1% of the Bitcoin Community Controls 99% of Bitcoin Wealth - doh
https://www.cryptocoinsnews.com/1-bitcoin-community-controls-99-bitcoin-wealth/

======
wongarsu
The methodology is completely flawed. They correctly measure that 1% of the
bitcoin addresses contain 99% of the bitcoin wealth, but this doesn't show
wealth distribution in the "bitcoin community". Addresses don't translate to
people.

Almost every wallet uses a number of addresses for accounting and
anonymization. Even if I own a lot of bitcoins, if I regularly use my wallet I
will most likely end up with a few addresses with a decent amount of bitcoin
each and a bunch of addresses with small amounts of bitcoin each, leading to a
distribution similar to the one observed.

As another factor, a lot of bitcoin wealth is in online wallets or other
online services.
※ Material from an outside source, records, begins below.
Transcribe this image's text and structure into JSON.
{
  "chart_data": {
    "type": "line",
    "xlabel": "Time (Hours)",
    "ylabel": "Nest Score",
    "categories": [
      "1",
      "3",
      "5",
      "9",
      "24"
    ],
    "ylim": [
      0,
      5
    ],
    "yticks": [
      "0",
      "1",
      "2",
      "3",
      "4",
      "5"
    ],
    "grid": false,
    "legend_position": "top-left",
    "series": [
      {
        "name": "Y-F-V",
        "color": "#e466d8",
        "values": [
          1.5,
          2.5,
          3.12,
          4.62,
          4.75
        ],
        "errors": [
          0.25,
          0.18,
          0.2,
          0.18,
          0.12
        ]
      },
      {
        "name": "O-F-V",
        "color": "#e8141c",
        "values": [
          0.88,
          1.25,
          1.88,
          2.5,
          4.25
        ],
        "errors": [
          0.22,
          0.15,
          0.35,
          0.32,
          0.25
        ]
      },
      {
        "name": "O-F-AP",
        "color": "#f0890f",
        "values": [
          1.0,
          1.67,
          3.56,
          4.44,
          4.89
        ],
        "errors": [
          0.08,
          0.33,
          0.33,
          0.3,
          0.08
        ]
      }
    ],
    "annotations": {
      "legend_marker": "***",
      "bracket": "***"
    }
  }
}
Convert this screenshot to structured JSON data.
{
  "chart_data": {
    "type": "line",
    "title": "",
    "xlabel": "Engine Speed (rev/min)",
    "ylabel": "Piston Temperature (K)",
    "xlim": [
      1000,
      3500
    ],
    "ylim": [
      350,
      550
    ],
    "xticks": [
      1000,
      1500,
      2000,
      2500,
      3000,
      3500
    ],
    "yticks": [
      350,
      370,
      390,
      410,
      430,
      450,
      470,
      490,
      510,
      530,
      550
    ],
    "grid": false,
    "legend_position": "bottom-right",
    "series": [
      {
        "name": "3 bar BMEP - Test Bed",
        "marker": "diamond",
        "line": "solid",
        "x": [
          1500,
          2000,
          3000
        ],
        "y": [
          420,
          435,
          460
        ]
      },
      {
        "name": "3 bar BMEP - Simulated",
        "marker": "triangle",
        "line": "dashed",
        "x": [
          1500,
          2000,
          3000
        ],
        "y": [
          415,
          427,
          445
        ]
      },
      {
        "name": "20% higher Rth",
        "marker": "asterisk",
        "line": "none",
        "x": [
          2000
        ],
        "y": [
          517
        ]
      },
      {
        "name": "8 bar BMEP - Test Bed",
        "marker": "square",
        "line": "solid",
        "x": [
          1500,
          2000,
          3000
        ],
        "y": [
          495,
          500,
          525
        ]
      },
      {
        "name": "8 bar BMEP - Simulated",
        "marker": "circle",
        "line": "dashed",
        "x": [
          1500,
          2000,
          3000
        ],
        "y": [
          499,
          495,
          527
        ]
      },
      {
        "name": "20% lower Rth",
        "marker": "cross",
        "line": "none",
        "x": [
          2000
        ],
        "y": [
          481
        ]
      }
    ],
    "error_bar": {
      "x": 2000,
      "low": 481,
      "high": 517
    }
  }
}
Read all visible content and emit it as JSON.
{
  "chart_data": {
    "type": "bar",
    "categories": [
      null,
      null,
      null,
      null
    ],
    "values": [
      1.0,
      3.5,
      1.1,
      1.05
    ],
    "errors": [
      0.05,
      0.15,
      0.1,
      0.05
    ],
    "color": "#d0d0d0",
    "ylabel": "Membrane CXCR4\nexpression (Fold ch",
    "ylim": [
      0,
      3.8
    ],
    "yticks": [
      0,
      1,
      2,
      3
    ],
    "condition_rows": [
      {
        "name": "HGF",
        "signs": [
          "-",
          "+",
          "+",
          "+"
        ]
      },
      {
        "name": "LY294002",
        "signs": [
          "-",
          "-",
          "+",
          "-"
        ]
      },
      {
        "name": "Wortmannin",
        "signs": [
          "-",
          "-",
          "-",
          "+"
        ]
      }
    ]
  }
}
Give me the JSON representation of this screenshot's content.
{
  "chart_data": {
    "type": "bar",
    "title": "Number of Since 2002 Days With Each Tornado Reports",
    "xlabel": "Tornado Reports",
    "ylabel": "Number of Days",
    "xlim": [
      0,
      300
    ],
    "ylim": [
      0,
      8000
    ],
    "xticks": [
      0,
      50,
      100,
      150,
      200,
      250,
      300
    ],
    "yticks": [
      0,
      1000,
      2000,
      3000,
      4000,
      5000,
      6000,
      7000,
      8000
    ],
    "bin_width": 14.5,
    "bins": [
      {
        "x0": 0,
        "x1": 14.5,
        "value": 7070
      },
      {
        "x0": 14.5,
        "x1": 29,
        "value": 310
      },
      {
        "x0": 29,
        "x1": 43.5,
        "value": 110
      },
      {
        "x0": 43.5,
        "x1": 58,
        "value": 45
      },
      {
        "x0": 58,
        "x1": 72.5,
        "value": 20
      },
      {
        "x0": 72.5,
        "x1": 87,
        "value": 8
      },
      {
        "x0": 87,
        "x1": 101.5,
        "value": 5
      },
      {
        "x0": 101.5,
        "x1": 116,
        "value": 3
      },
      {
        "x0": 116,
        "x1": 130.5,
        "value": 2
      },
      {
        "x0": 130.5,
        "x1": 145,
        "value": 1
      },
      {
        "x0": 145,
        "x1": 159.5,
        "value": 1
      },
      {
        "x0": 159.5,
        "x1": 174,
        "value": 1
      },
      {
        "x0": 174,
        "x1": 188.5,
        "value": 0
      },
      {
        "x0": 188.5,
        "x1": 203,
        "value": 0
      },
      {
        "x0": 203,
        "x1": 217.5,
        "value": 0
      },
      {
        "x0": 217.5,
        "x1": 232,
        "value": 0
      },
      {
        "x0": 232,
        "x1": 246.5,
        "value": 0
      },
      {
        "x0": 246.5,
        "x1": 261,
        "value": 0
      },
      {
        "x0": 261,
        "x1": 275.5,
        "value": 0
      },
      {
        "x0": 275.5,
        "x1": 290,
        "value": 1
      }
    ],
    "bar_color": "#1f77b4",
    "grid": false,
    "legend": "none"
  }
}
Many of them consolidate all bitcoins into a handfull of
addresses for practical reasons. That makes these services look super rich
when in reality they just hold funds from other people.

------
DeBraid
Major issues with this piece include: 1\. Doesn't adjust for wallets with
zero, or near-zero bitcoin. 2\. Does not account for large service providers
like Coinbase who use only a few hot wallets that hold large amounts btc.

Some math from a commenter: "Top 99.24% of Bitcoin addresses control 32.718%
of Bitcoins _omitting the 67,723,836 bitcoin address containing balances of 0
- 0.001 btc_ amounting to 433.016 btc"